Renoir conheceu Claude Monet (1840-1926) ainda na juventude, quando frequentava ateliês e estudava na École des Beaux-Arts de Paris. Com Camille Pissarro (1830-1903) e Alfred Sisley (1839-1899), eles formaram o primeiro núcleo dos impressionistas que renovaram a técnica e os temas da pintura da época. No grupo, Renoir ficou conhecido por suas cenas dos cafés e bares da capital, e por nus femininos. Interessava-se pela representação da figura humana, diferentemente dos outros, mais preocupados em captar a sensação visual produzida pelo motivo ao ar livre. As doze pinturas de Renoir na coleção do MASP cobrem quase toda a carreira do artista, da juventude à velhice. Na obra Menina com as espigas (1888), o pintor aproxima, com uma técnica refinada, o caráter infantil à atmosfera cálida e luminosa do verão europeu, quando o trigo amadurece e é colhido.
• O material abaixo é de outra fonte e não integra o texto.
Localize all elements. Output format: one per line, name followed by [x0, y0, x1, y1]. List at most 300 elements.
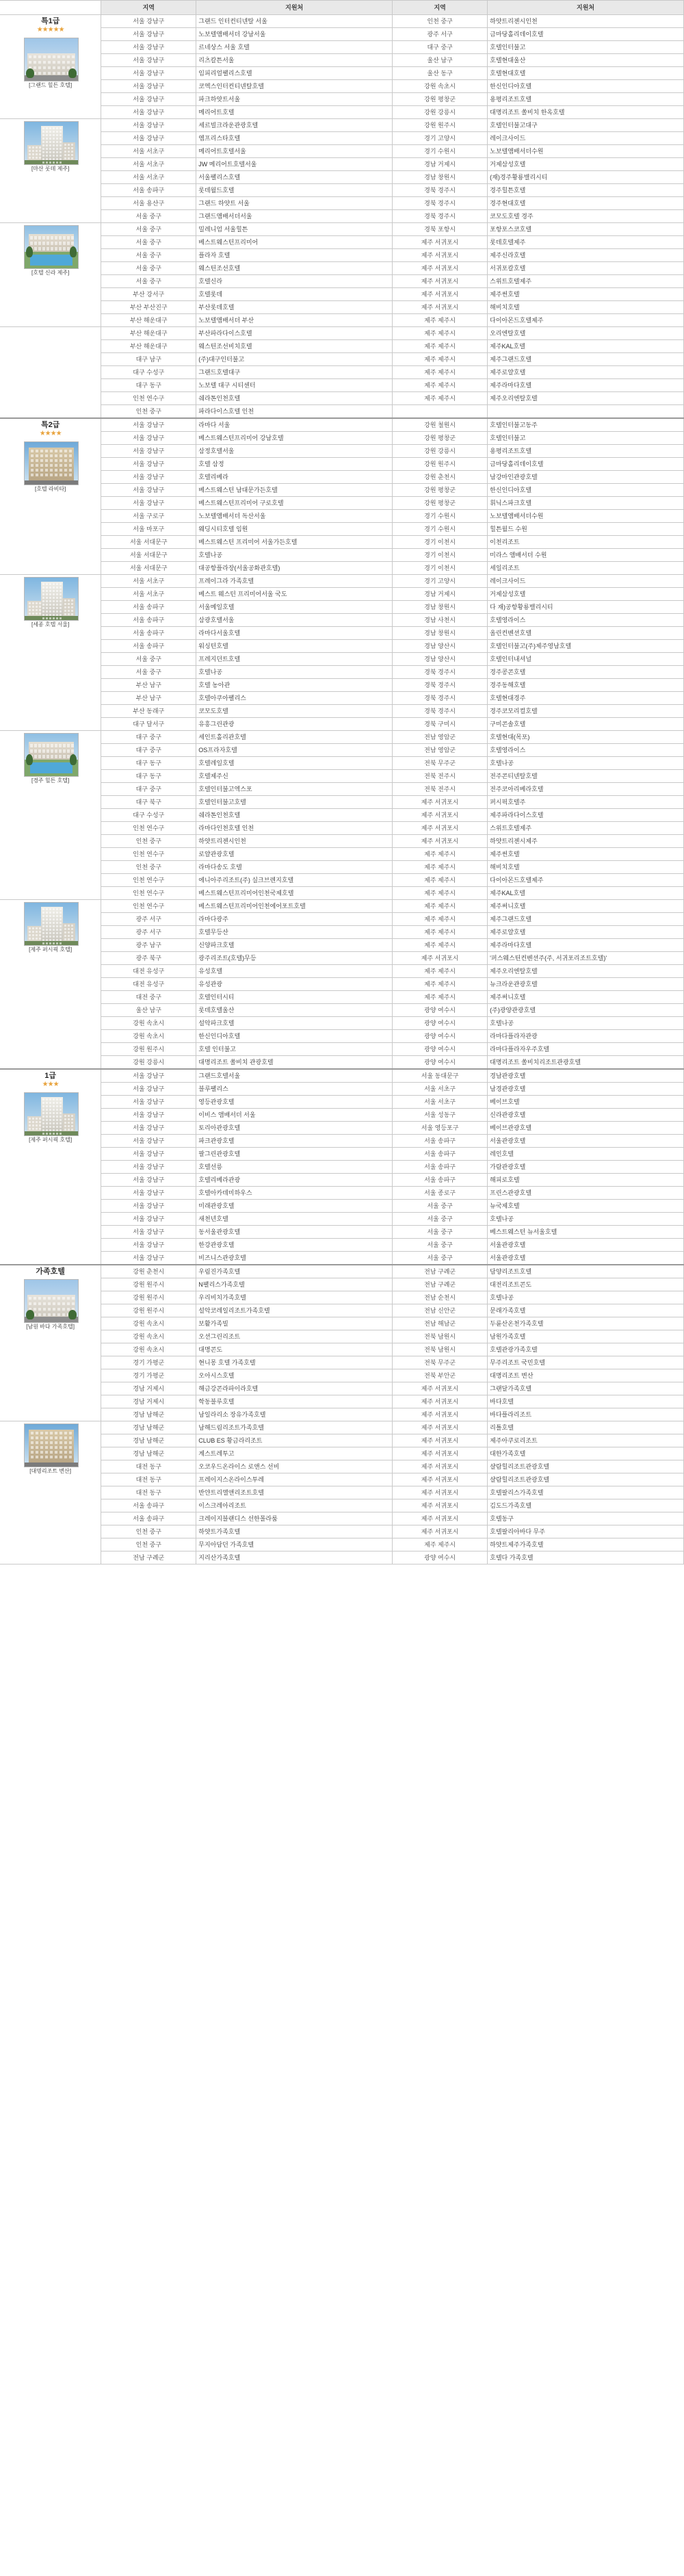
table-row: [0, 822, 684, 835]
table-row: [0, 458, 684, 471]
cell-name: 엠프리스타호텔: [196, 132, 393, 145]
cell-region: 광주 서구: [101, 913, 196, 926]
photo-cell: [0, 1265, 101, 1421]
cell-region-2: 광양 여수시: [393, 1043, 488, 1056]
table-row: [0, 744, 684, 757]
hotel-photo-card: [24, 577, 77, 628]
cell-name: 크레이지블랜디스 선한몰라룸: [196, 1512, 393, 1525]
cell-region-2: 경남 양산시: [393, 640, 488, 653]
cell-name-2: 샬람힐리조트관광호텔: [488, 1460, 684, 1473]
cell-region-2: 전남 구례군: [393, 1265, 488, 1278]
table-row: [0, 288, 684, 301]
table-row: [0, 67, 684, 80]
cell-region-2: 광주 서구: [393, 28, 488, 41]
hotel-photo-caption: [호텔 라비타]: [34, 486, 66, 492]
cell-region: 서울 서초구: [101, 575, 196, 588]
hotel-photo: [24, 225, 79, 269]
cell-region: 서울 송파구: [101, 184, 196, 197]
cell-name: 라마다광주: [196, 913, 393, 926]
cell-name-2: 전주코아리베라호텔: [488, 783, 684, 796]
cell-region: 서울 강남구: [101, 1239, 196, 1252]
cell-region: 서울 강남구: [101, 1200, 196, 1213]
cell-name-2: 레이크사이드: [488, 575, 684, 588]
cell-region-2: 전남 구례군: [393, 1278, 488, 1291]
cell-name-2: 미라스 앰배서더 수원: [488, 549, 684, 562]
cell-region-2: 강원 평창군: [393, 432, 488, 445]
cell-name: 그랜드호텔서울: [196, 1069, 393, 1083]
cell-name-2: 노보텔앰배서더수원: [488, 510, 684, 523]
cell-region-2: 제주 서귀포시: [393, 1408, 488, 1421]
cell-region-2: 제주 서귀포시: [393, 249, 488, 262]
cell-region-2: 울산 동구: [393, 67, 488, 80]
cell-region-2: 제주 제주시: [393, 379, 488, 392]
table-row: [0, 1069, 684, 1083]
cell-region: 서울 송파구: [101, 640, 196, 653]
grade-label: 1급: [44, 1072, 56, 1080]
cell-name-2: 호텔현대울산: [488, 54, 684, 67]
table-row: [0, 653, 684, 666]
table-row: [0, 848, 684, 861]
grade-label: 가족호텔: [36, 1267, 65, 1276]
table-row: [0, 327, 684, 340]
cell-name-2: 가람관광호텔: [488, 1161, 684, 1174]
table-row: [0, 991, 684, 1004]
table-row: [0, 262, 684, 275]
cell-region: 서울 강남구: [101, 41, 196, 54]
table-row: [0, 184, 684, 197]
cell-name-2: 제주KAL호텔: [488, 340, 684, 353]
table-row: [0, 432, 684, 445]
cell-name: 한신인디아호텔: [196, 1030, 393, 1043]
cell-name-2: 오리엔탈호텔: [488, 327, 684, 340]
cell-name-2: 금마당홀리데이호텔: [488, 28, 684, 41]
cell-region-2: 제주 제주시: [393, 327, 488, 340]
table-row: [0, 1447, 684, 1460]
cell-name: 파크관광호텔: [196, 1135, 393, 1148]
cell-region: 인천 중구: [101, 1538, 196, 1551]
cell-region: 대전 유성구: [101, 978, 196, 991]
cell-region-2: 제주 제주시: [393, 340, 488, 353]
cell-region: 서울 서초구: [101, 588, 196, 601]
cell-name-2: 이천리조트: [488, 536, 684, 549]
cell-name: 호텔 인터불고: [196, 1043, 393, 1056]
cell-name: 호텔나공: [196, 549, 393, 562]
cell-region-2: 전남 영암군: [393, 731, 488, 744]
table-row: [0, 718, 684, 731]
cell-region-2: 광양 여수시: [393, 1056, 488, 1070]
cell-name-2: 담양리조트호텔: [488, 1265, 684, 1278]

Apesar do rosto delicado da garota, Renoir alcançou, com o empastado dos tons de verde, a sensação tátil das espigas e da vegetação; é quase possível sentir o movimento dos ramos sob o vento ou a textura do monte que a garota carrega.
— Equipe curatorial MASP
Por Luciano Migliaccio
Para Bardi e Camesasca (1979, pp. 82-83), a modelo seria a pequena Helyone, caçula do poeta Catulle Mendès, retratada por Renoir, junto com a irmã, num outro quadro, datado de 1888 (coleção Arnenberg, Londres). Os estudos realizados por House (1985, pp. 258-259) ressaltam o caráter complexo do quadro, rico em citações e em idéias que revelam novas atitudes do artista. Em 1888, tendo sofrido uma crise de criatividade no ano anterior, Renoir, pressionado pelo marchand Durand-Ruel a abandonar sua meticulosidade “à la Ingres”, retomou a técnica de sua primeira fase, como escreveu ao seu amigo Bérard. Contudo, o quadro do Masp, Menina com as Espigas – Menina com Flores – mostra que não houve exatamente apenas um retorno à maneira anterior, como afirmou Renoir. Camesasca (1989, p. 161) nota na pintura uma melancólica solenidade, revelando uma retomada de Corot e da pintura francesa do século XVIII. House sugere que a obra sofreu influência do Torso de Mulher ao Sol (Paris, Musée d’Orsay), pintado por Renoir em 1875, embora aqui o corpo seja claramente separado do ambiente e não haja o jogo de tons azuis e verdes que reflete na figura as variações da luz da folhagem. A luz difusa do quadro anterior é substituída por uma vibração contínua que não dissolve o corpo na natureza. Este novo papel estrutural da cor deve-se provavelmente à proximidade de Cézanne, a quem Renoir admirava e com quem passou algum tempo trabalhando em Aix-en-Provence entre 1888 e 1889.